Soudain, Isabel a vu son patron pleurer. Manuela s'est assise avec une certaine violence dans son fauteuil en cuir noir, appuyant son front sur la table de sorte que ses cheveux noirs ressemblaient à une assiette de spaghettis à la sauce poulpe. Pétrifiée, Isabel a regardé à travers la vitre pour confirmer que personne n'était encore arrivé, et après quelques secondes d'hésitation malaisée, elle s'est approchée de sa patronne pour mettre son bras très prudemment autour d'elle.

- Qu'est-ce qui se passe ? -Demande Isabel à voix basse.

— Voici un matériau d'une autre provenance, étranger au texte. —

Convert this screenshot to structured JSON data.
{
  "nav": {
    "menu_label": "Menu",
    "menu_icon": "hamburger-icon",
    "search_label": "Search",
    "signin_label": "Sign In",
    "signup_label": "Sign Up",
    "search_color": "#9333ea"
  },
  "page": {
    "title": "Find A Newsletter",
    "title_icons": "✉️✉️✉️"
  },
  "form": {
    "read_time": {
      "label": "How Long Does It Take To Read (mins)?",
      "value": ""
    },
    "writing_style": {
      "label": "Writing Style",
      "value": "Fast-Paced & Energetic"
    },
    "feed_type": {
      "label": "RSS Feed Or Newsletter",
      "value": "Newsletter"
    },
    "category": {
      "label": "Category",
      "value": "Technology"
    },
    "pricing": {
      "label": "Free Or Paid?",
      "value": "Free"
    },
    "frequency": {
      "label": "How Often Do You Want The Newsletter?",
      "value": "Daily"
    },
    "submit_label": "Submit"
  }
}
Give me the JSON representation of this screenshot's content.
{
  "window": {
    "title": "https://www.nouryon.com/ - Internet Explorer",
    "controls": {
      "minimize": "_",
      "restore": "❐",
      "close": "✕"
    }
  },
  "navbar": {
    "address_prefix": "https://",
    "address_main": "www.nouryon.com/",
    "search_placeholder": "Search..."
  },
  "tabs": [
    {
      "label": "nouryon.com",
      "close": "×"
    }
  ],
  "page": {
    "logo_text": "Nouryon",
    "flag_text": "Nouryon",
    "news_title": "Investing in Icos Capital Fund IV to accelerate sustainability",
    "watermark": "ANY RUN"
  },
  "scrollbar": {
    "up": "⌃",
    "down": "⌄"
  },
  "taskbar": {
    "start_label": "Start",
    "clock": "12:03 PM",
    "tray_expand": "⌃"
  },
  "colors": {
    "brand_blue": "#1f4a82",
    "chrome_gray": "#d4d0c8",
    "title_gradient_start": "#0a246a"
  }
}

- Hier, j'étais très en colère contre toi, tu sais ? Quand je suis rentrée chez moi, mon mari était au fond du salon, dans la pénombre, sa cravate à moitié desserrée, son visage éclairé par l'iPad. Il ne m'a pas salué. J'ai allumé les lumières et j'ai élevé la voix pour lui dire que j'étais arrivé, que j'étais fatigué, ce à quoi il a levé la tête et indiqué du bout des lèvres que je devais regarder la table à manger. Je me suis retourné et j'ai vu la tarte à la meringue que María (une dame équatorienne que nous avons engagée il y a des années) avait préparée. Le gâteau était intact, avec ses cinq bougies soufflées. Putain. J'avais oublié l'anniversaire de ma fille. 

- Et qu'avez-vous fait ?

- Il était plus de 10 heures. Presque 11 ans, en fait. La fille devait dormir, mais je suis allé dans sa chambre. Je l'ai trouvée recroquevillée dans son lit, cachée sous les couvertures. Quand je me suis assis à côté d'elle, elle a sorti sa tête pour la reposer sur l'oreiller. Elle avait une expression désespérée, comme si elle avait été sous l'eau pendant longtemps. Je me sentais mal. J'ai essayé de la caresser, mais elle m'a giflé et a remis le drap sur elle. J'étais perplexe, et puis je me suis mis en colère : contre elle, contre toi, et contre moi. Je lui ai dit que nous mangerions le gâteau au petit-déjeuner, je n'ai pas attendu sa réponse et je suis allé dans la cuisine. C'est là que j'ai trouvé Maria. Je lui ai demandé ce qu'elle faisait là à cette heure-là. Elle m'avait attendu, disait-elle, parce qu'elle craignait que quelque chose ne me soit arrivé. Je lui ai dit de ne pas être naïve et je l'ai renvoyée chez elle. La bonne femme acquiesça, rassembla ses affaires avec la même soumission que vous faites des vôtres et se prépara à partir. Soudain, alors que je retournais dans le salon, j'ai entendu ma fille crier quelque chose à Maria depuis sa chambre. Elle voulait dire au revoir. La femme s'est approchée et je l'ai suivie de loin. Ce que j'ai entendu me fait encore mal au ventre.

- Qu'est-ce qu'il a dit ?

- Merci pour le gâteau, maman".

- Isabel ne savait pas quoi dire et a donné un autre mouchoir à Manuela.

- Merci. C'est ce que ma fille a dit à cette femme, ma fille, à cette femme ! Tu peux le croire ? La dame lui a donné un baiser rapide sur le front et est sortie. Je me suis dépêché d'ouvrir la porte d'entrée et lui ai demandé ce que ma fille lui avait dit. Je n'en croyais pas mes oreilles. "Merci pour le gâteau, Maria. C'est ce qu'elle a dit, madame. Mais j'avais entendu l'autre chose. Je l'ai laissée partir. Je voulais parler à mon mari, mais il avait mis ses écouteurs pour regarder des vidéos sur YouTube. Je me suis assis à la table à manger, vaincu, et j'ai goûté le gâteau avec mon doigt. Lentement et sans m'en rendre compte, j'ai mangé un morceau de la taille de ce que nous aurions mangé tous les trois ensemble si j'avais été à l'heure. J'ai été stupide, je le réalise maintenant, toutes ces années... Mais toi... Toi, Isabel, merde, tu as su vivre. Je vais prendre des vacances. J'ai besoin de réfléchir, de passer plus de temps avec ma fille, de mettre de l'ordre dans ma vie. Je ne sais pas de combien de temps j'aurai besoin et je te demande de me remplacer pendant mon absence... à mon retour, nous parlerons de ta promotion, d'accord ? -Ses yeux sont devenus innocents, les muscles de sa mâchoire se sont détendus. Soudain, Isabel s'est souvenue de la Manuela qu'elle avait connue à l'université. Je ne sais pas si vous y avez déjà pensé, mais quel est l'intérêt de gagner et d'obtenir des postes dans l'entreprise si vous passez à côté des meilleures choses de la vie ?

L'auteurJuan Ignacio Izquierdo Hübner

Bulletin d'information La Brújula Laissez-nous votre adresse e-mail et recevez chaque semaine les dernières nouvelles traitées d'un point de vue catholique.